Bien acomodada en su sofá, pedía de favor: -No entiendo bien esta parte del Evangelio. ¿Lo puedes leer en voz alta y despacio, para comprenderlo mejor?
Nuestro, no mío; Tu voluntad, no la mía; el pan de hoy, no el de mañana. -¿Te das cuenta de eso de “perdóname como yo perdono a los que me ofenden”? -No (con ocho años poco se entiende de esos amores), ¿de qué tengo que darme cuenta? -Que si no perdonas, estás pidiendo tácitamente que no te perdonen. Dos sonrisas.
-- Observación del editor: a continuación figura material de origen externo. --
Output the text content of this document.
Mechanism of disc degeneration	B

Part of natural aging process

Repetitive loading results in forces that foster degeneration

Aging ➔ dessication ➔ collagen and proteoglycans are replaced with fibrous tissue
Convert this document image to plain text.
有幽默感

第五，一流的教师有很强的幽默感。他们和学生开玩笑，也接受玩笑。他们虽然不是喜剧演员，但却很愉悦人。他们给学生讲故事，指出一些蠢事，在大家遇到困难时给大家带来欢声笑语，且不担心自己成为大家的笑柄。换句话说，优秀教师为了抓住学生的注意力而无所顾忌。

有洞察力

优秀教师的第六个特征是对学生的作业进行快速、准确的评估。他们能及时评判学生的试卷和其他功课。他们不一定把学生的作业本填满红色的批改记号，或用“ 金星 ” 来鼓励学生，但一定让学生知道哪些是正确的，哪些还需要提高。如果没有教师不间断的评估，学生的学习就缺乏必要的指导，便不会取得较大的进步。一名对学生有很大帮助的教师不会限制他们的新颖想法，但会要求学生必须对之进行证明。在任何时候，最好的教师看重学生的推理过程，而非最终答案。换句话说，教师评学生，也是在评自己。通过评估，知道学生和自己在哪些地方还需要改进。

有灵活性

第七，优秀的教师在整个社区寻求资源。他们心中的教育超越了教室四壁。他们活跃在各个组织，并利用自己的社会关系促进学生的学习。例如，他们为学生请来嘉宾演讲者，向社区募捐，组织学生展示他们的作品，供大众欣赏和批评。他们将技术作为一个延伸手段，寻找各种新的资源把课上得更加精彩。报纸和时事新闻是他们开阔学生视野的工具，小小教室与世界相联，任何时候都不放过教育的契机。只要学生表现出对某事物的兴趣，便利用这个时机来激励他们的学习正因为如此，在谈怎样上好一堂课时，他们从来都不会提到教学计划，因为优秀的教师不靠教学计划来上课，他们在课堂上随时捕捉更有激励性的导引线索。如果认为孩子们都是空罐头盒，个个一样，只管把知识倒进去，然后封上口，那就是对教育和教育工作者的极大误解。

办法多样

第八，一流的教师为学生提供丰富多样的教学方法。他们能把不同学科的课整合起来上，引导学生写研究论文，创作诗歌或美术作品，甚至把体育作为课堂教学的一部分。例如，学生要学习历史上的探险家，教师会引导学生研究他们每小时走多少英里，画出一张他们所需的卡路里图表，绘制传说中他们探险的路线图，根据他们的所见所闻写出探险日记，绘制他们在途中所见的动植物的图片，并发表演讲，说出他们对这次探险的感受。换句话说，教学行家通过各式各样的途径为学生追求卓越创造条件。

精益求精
Mamá, cuando fuimos al mar y me llevaste atrás de las olas, no alcanzaba a tocar con mis pies la arena; movía los brazos y piernas para no hundirme, quería agarrarme de ti pero tú te ibas más atrás... ¿Me dejaste sola?
- ¿Pero acaso no sentiste maravilloso moverte libremente en el mar, en esas varias y saladas temperaturas? ¿Te diste cuenta de que podías vivir sin estar agarrada a mí?
-Sí. Un momento sentí así. ¿Cómo sabes? Las mamás sabemos todo. El amor libera.
-¿Por qué me das tu crucecita de madera? Quédatela tú. Frunce, no habla; insiste, acepto y le digo ya me voy. El trabajo, el esposo, los hijos, ya sabes.
Está sentada, me pongo de cuclillas para despedirme; creo que no sabe quién soy. Su mano tiembla, estira para llegar a mi frente y con dificultad oigo “en nombre del Padre”; tomo su mano, la guío en la señal y digo el resto. Oye mi voz, llora. Tal vez sienta miedo mientras vive así, en aguas extrañas que han llevado lejos su mente; tal vez estemos con las manos estiradas sin lograr hacer contacto, como hace años en el mar, pero ahora ya sabemos que nos amamos en un nivel que la medicina no entiende porque ni la muerte ni la enfermedad tienen la última palabra, ¿verdad mamá?